I was back in Finland at my father’s place on January 4th 1982. It was Monday morning and I was tired from the travelling. First the late night flight from London, then the overnight ferry from Stockholm. I’d hardly slept on the free bunk bed, even though it had been a quiet crossing.
My father was at work. I wondered if he’d remembered I was coming home today, because there was no food in the fridge. Perhaps he hadn’t been home since Christmas which I knew he’d spent with his girlfriend in Töölö. To think of her as a girlfriend seemed strange. She was so much older and yet unmarried. A spinster.
I sat in the kitchen and looked at the thick covering of snow outside. There was a sharp Northerly wind and people passing were huddled against it. I went to bed and put on the cassette the Englishman had given me. The words of ‘Every Little Thing She Does Is Magic’ by The Police rang in my years as they had been sung to me by the Englishman on New Year’s Eve. I could still smell his aftershave on my clothes. I curled up on my bed and slept.
I woke up to the telephone. ‘I’m coming home later. Is there any food?’
‘Happy New Year, Dad.’
‘Oh, yes, Happy New Year to you too. So, I guess I have to go to the shop?’
I put the phone down and went back to sleep. I was so tired, I didn’t even care for my father’s veiled criticism. Or that he obviously thought me merely a nuisance. I’d be gone soon, and when I left I’d never see him again.
The Englishman phoned me in the evening. ‘I love you so much. I can’t bear to be without you.’
I held the receiver close to my ear and listened to his breathing. My father had been home, eaten some raw herring and beetroot salad straight from the container and left again. I was glad to be alone. ‘Me too.’
‘Listen, I haven’t got much time to talk. But, I’ve got news.’
‘I’ve just bought a flight to Helsinki!’
I listened in stunned silence. The Englishman was coming to see me in February.

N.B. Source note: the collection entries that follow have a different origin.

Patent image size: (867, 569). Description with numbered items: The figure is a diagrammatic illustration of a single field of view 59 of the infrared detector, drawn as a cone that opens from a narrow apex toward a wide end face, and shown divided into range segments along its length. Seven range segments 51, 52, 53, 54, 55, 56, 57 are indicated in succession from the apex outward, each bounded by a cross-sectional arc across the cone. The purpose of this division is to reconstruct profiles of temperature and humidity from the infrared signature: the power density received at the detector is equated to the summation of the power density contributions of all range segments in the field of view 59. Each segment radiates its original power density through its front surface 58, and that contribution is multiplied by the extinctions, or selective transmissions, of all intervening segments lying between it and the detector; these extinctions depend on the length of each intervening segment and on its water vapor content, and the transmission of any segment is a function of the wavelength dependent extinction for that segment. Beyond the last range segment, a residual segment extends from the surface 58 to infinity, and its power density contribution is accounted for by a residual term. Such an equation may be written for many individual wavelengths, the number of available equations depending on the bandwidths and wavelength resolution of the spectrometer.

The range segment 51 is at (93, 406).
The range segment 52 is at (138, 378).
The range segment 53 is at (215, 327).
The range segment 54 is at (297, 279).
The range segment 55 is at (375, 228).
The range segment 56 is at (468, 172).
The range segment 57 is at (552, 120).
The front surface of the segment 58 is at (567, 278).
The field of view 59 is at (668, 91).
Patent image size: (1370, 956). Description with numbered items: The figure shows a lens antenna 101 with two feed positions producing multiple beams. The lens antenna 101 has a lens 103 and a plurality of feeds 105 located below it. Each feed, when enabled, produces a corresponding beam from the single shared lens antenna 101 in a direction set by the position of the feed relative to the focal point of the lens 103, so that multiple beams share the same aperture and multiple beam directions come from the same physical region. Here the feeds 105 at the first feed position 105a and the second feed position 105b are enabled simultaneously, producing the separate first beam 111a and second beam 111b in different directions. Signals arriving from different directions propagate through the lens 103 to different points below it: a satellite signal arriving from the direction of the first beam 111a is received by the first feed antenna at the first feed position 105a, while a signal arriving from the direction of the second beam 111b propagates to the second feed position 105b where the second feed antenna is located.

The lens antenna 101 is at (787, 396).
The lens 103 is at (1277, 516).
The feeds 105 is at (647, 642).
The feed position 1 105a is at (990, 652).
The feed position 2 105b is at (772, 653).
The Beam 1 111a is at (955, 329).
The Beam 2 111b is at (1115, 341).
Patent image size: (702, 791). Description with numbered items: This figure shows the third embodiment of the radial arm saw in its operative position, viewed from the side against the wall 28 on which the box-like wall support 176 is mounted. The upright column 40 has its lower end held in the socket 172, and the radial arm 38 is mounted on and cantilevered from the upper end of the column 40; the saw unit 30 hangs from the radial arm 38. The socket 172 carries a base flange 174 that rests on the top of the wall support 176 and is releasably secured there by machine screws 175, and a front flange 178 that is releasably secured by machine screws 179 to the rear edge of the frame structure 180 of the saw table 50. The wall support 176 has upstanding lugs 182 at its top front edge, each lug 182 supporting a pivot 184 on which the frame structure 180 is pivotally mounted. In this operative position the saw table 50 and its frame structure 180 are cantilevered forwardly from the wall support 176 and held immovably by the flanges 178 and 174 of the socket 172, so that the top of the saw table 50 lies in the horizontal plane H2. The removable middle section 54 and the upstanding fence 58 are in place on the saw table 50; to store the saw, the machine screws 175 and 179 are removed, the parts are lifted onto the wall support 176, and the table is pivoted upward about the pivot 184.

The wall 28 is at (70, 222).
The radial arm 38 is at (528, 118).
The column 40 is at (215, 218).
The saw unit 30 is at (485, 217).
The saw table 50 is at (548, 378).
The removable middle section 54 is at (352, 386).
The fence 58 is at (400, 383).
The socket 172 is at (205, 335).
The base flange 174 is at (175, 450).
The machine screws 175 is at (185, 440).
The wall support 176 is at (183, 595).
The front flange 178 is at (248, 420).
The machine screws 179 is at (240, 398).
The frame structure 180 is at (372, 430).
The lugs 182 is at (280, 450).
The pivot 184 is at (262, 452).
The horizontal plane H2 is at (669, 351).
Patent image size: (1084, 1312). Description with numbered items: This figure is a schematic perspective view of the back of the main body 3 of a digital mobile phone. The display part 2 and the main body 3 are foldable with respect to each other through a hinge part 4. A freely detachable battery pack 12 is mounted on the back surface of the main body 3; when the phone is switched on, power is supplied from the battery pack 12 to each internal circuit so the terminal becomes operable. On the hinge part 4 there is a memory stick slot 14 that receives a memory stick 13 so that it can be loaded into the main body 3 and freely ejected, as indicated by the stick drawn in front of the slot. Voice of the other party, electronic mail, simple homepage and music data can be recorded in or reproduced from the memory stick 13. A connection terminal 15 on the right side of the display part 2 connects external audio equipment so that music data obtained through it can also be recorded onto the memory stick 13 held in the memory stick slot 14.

‘That means we’ll see each other…’
‘In just five weeks!’ the Englishman was jubilant. I could hear the laughter in his voice.
My father’s face fell when I told him the news the next day. ‘What, he’s coming here?’
‘I suppose we could go and stay with Mum in Stockholm.’
‘How did that woman manage to get a big enough place for you two to stay?’
I ignored my father. I wished I hadn’t mentioned my mother. We were sitting at the kitchen table, eating. I’d made him meat balls with a creamy sauce, boiled potatoes and courgettes. He looked at the green vegetables, ‘What’s this?’
‘It’s good for you.’
He reached out for the salt and sprinkled it liberally over the food. ‘Just like your mother, can’t season food.’
I looked down at my plate and sighed.
‘When is he coming then?’
Eventually my father agreed to stay at his girlfriend’s place for the week the Englishman would be in Helsinki. ‘But I want to meet him.’
I looked up at him. His pale blue eyes were serious. For a fleeting moment I could see my old father, the one who called me ‘His Best Girl’ and who took me to the park and who let me sit on his knee and stroke the soft flesh of his earlobe.
He got up from the table, leaving his plate with the uneaten courgette on it. He belched loudly. I looked away.
‘I’ll teach him how to drink vodka,’ he said and left the kitchen. I heard him sit down heavily in the TV room. ‘You tell that Englishman he’s not to bother coming to Finland unless he’s prepared to drink like a man,’ he shouted over the noise of the TV.